Am 15.02.19 fanden sich auf Einladung der LAG Bildung und Schule des Landesverbandes der LINKEN im Karl-Liebknecht-Haus einige Abgeordnete des Abgeordnetenhauses, Pädagog*innen und Vertreter*innen der „Demokratieszene“ zusammen. DIE LINKE stellte an diesem Abend die Forderung: „Schüler*innenhaushalt und Klassenrat – mehr Demokratie an den Berliner Schulen!“ in den Raum.

Im Austausch mit der Projektleitung Schüler*innenhaushalt, Louis Krüger, dem Vertreter des SV-Bildungswerkes, Christian Mohr, dem Vertreter des Landesschüler*innenausschuss, Lucas Valle Thiele, und der DeGeDe sollte unter der Leitung von Franziska Brychcy ermittelt werden, welche Maßnahmen geeignet sind, die Demokratiepädagogik in der Schule zu stärken.

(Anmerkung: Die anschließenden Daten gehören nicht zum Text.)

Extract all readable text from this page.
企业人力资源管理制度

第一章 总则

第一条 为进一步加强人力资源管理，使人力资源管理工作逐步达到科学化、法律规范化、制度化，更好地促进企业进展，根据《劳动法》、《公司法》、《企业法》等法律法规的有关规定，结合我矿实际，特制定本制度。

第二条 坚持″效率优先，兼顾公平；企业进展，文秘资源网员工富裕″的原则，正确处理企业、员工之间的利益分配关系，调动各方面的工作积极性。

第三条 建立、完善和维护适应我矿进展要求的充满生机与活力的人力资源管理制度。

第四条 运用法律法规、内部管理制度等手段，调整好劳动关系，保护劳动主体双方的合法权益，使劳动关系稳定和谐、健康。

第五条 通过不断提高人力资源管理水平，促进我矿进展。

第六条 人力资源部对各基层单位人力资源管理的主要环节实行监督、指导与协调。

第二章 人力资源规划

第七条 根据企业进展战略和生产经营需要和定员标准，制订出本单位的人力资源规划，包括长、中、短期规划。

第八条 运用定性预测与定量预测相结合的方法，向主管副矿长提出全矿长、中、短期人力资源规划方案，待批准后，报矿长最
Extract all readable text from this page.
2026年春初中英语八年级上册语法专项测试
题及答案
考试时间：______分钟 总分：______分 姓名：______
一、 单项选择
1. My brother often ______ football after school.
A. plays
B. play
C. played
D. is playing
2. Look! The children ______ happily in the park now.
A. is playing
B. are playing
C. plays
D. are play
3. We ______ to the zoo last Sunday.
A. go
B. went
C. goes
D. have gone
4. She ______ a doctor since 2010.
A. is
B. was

Georg Mastritsch und J.-F. Huffmann zeigten im Namen der DeGeDe die Wirkungsweise, die Möglichkeiten und die Gelingensbedingungen des Klassenrates in einer Präsentation auf.  Sie wiesen darauf hin, dass die Methode Klassenrat auch Antidiskriminierung und Mobbing vorbeugen kann. Sie machten aber auch andererseits deutlich, dass der Klassenrat nur ein Element der Demokratiepädagogik ist und es zudem nicht mit einmaligen Schulungen von Lehrer*innen- und Schüler*innenschaft getan ist, sondern es eines immer wieder geübten Prozederes bedarf, um Demokratiebildung zu stärken.

Anwesend waren auch ein 5.-Klässler der Stechlinsee-Grundschule mit Klassenratserfahrung und seine Mutter. Er berichtete von der akzeptanz- und beziehungsbildenden Wirkung bei in der Klasse wichtigen Themen durch die Behandlung und Regelung in diesem Gremium. Seine Mutter bestätigte die Wirkung dieses Lernens bis in die Familie hinein.

Die anwesenden Politiker*innen der LINKEN nahmen die Aspekte auf, wollen sie im Gespräch mit der DeGeDe vertiefen und in ihren Forderungskatalog aufnehmen. Einigkeit bestand, dass der Klassenrat ein bewährtes Format zum Erlernen und Einüben von „demokratischem Handeln“ ist.
Streitig blieb die Frage, ob man für eine effektive Einführung den Klassenrat per verpflichtender Anordnung einführen sollte oder nicht.